Moscow is set to provide OPCW member states with a timeline of behind-the-scene manipulations in the Navalny affair

MOSCOW, September 7. /TASS/. Joint work of Russian experts and their colleagues from the Organization for the Prohibition of Chemical Weapons (OPCW) can help to create depoliticized cooperation in Alexey Navalny’s case, Russian Foreign Ministry said in a statement on Tuesday.

"We still expect the upcoming joint work of Russian specialists and OPCW experts to help establish calm, depoliticized cooperation and avoid further aggravation of the situation around this issue," the ministry said.

It also suggested that a report with test results of Navalny’s biological samples was published on the OPCW website to deliberately coincide with the start of the OPCW Executive Council session.

"Therefore, this intrinsically fantastic story, initiated at the behest of Berlin by its Euro-Atlantic allies together with the OPCW Technical Secretariat, continued in line with the pre-planned conspiratorial scenario," the Russian Foreign Ministry said.

According to the statement, Moscow is set to provide OPCW member states with a timeline of behind-the-scene manipulations in the Navalny affair.

The Ministry also reiterated that the Russian Prosecutor General’s Office requests to Germany, France and Sweden remained unanswered.
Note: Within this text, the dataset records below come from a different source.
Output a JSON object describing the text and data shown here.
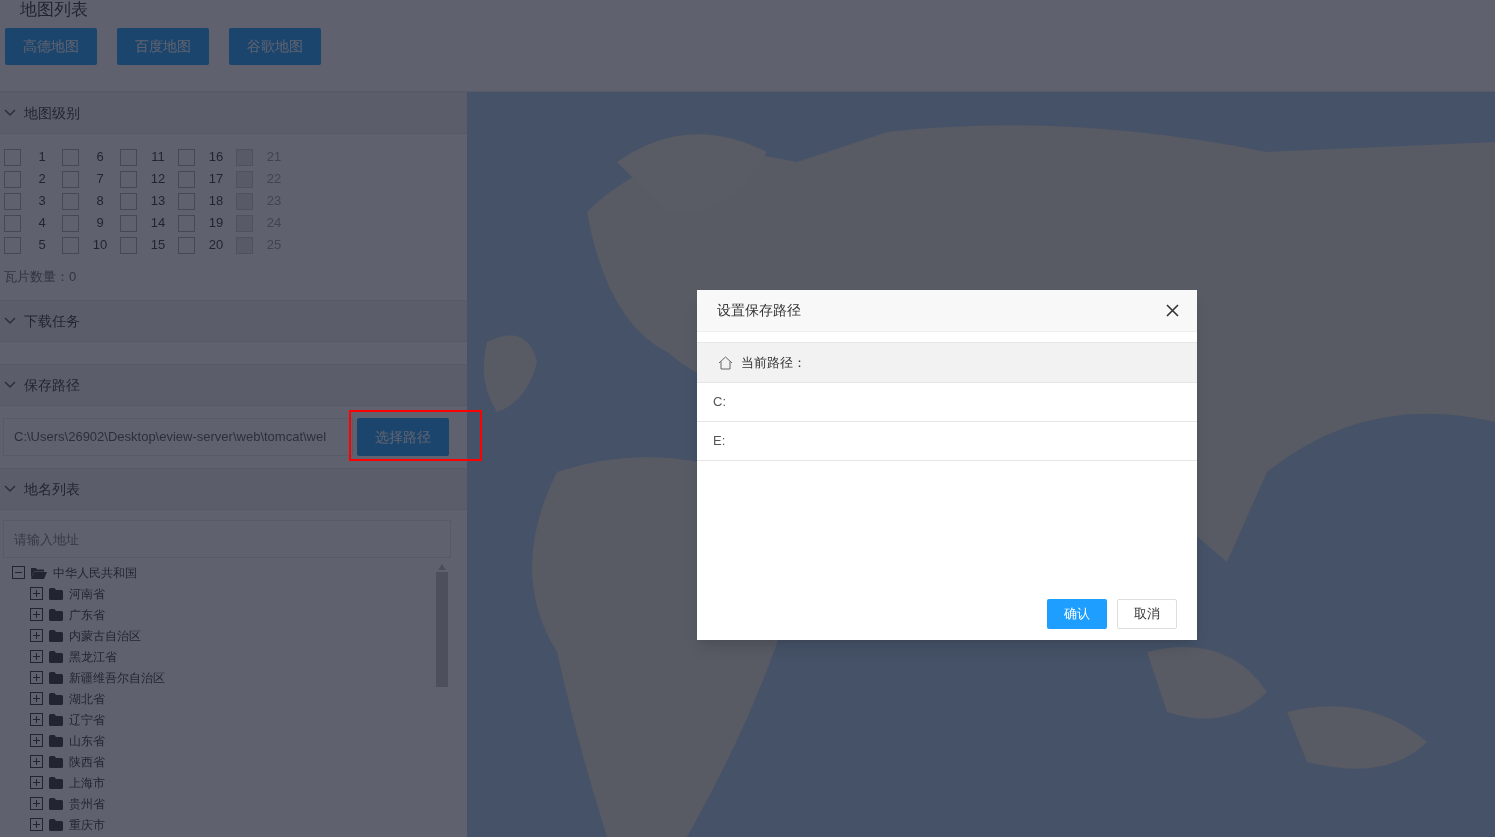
{
  "page_title": "地图列表",
  "map_sources": [
    {
      "label": "高德地图"
    },
    {
      "label": "百度地图"
    },
    {
      "label": "谷歌地图"
    }
  ],
  "sections": [
    {
      "kind": "levels",
      "title": "地图级别",
      "expanded": true,
      "levels": [
        {
          "label": "1",
          "checked": false,
          "disabled": false
        },
        {
          "label": "2",
          "checked": false,
          "disabled": false
        },
        {
          "label": "3",
          "checked": false,
          "disabled": false
        },
        {
          "label": "4",
          "checked": false,
          "disabled": false
        },
        {
          "label": "5",
          "checked": false,
          "disabled": false
        },
        {
          "label": "6",
          "checked": false,
          "disabled": false
        },
        {
          "label": "7",
          "checked": false,
          "disabled": false
        },
        {
          "label": "8",
          "checked": false,
          "disabled": false
        },
        {
          "label": "9",
          "checked": false,
          "disabled": false
        },
        {
          "label": "10",
          "checked": false,
          "disabled": false
        },
        {
          "label": "11",
          "checked": false,
          "disabled": false
        },
        {
          "label": "12",
          "checked": false,
          "disabled": false
        },
        {
          "label": "13",
          "checked": false,
          "disabled": false
        },
        {
          "label": "14",
          "checked": false,
          "disabled": false
        },
        {
          "label": "15",
          "checked": false,
          "disabled": false
        },
        {
          "label": "16",
          "checked": false,
          "disabled": false
        },
        {
          "label": "17",
          "checked": false,
          "disabled": false
        },
        {
          "label": "18",
          "checked": false,
          "disabled": false
        },
        {
          "label": "19",
          "checked": false,
          "disabled": false
        },
        {
          "label": "20",
          "checked": false,
          "disabled": false
        },
        {
          "label": "21",
          "checked": false,
          "disabled": true
        },
        {
          "label": "22",
          "checked": false,
          "disabled": true
        },
        {
          "label": "23",
          "checked": false,
          "disabled": true
        },
        {
          "label": "24",
          "checked": false,
          "disabled": true
        },
        {
          "label": "25",
          "checked": false,
          "disabled": true
        }
      ],
      "tile_count": "瓦片数量：0"
    },
    {
      "kind": "empty",
      "title": "下载任务",
      "expanded": true
    },
    {
      "kind": "path",
      "title": "保存路径",
      "expanded": true,
      "path": "C:\\Users\\26902\\Desktop\\eview-server\\web\\tomcat\\wel",
      "button": "选择路径",
      "highlighted": true
    },
    {
      "kind": "places",
      "title": "地名列表",
      "expanded": true,
      "search_placeholder": "请输入地址",
      "tree": [
        {
          "label": "中华人民共和国",
          "expanded": true,
          "children": [
            {
              "label": "河南省",
              "expanded": false
            },
            {
              "label": "广东省",
              "expanded": false
            },
            {
              "label": "内蒙古自治区",
              "expanded": false
            },
            {
              "label": "黑龙江省",
              "expanded": false
            },
            {
              "label": "新疆维吾尔自治区",
              "expanded": false
            },
            {
              "label": "湖北省",
              "expanded": false
            },
            {
              "label": "辽宁省",
              "expanded": false
            },
            {
              "label": "山东省",
              "expanded": false
            },
            {
              "label": "陕西省",
              "expanded": false
            },
            {
              "label": "上海市",
              "expanded": false
            },
            {
              "label": "贵州省",
              "expanded": false
            },
            {
              "label": "重庆市",
              "expanded": false
            }
          ]
        }
      ]
    }
  ],
  "dialog": {
    "title": "设置保存路径",
    "current_path_label": "当前路径：",
    "drives": [
      {
        "label": "C:"
      },
      {
        "label": "E:"
      }
    ],
    "confirm": "确认",
    "cancel": "取消"
  }
}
Russian blogger Alexey Navalny was rushed to a local hospital in the Siberian city of Omsk on August 20 after collapsing on a Moscow-bound flight from Tomsk. He fell into a coma and was put on a ventilator in an intensive care unit. On August 22, he was airlifted to Berlin and admitted to the Charite hospital. He woke up from the coma on September 7 and was discharged on September 22.

On September 2, Berlin claimed that having examined Navalny’s test samples, German government toxicologists had come to the conclusion that the blogger had been affected by a toxic agent belonging to the Novichok family.

On Tuesday, the OPCW reported that it had submitted to Germany a report relating to the poisoning of Russian opposition figure Alexey Navalny. The report notes that the test results "confirm that the biomarkers of the cholinesterase inhibitor found in Mr Navalny’s blood and urine samples have similar structural characteristics as the toxic chemicals belonging to schedules 1.A.14 and 1.A.15 that were added to the Annex on Chemicals to the Convention during the Twenty-Fourth Session of the Conference of the States Parties in November 2019 (also called Novichoks in the West - TASS). This cholinesterase inhibitor is not listed in the Annex on Chemicals to the Convention."

Kremlin Spokesman Dmitry Peskov stated on many occasions that Russia was ready for comprehensive cooperation with Germany. He pointed out that no poisonous substances had been detected in Navalny’s system prior to his transfer to Berlin.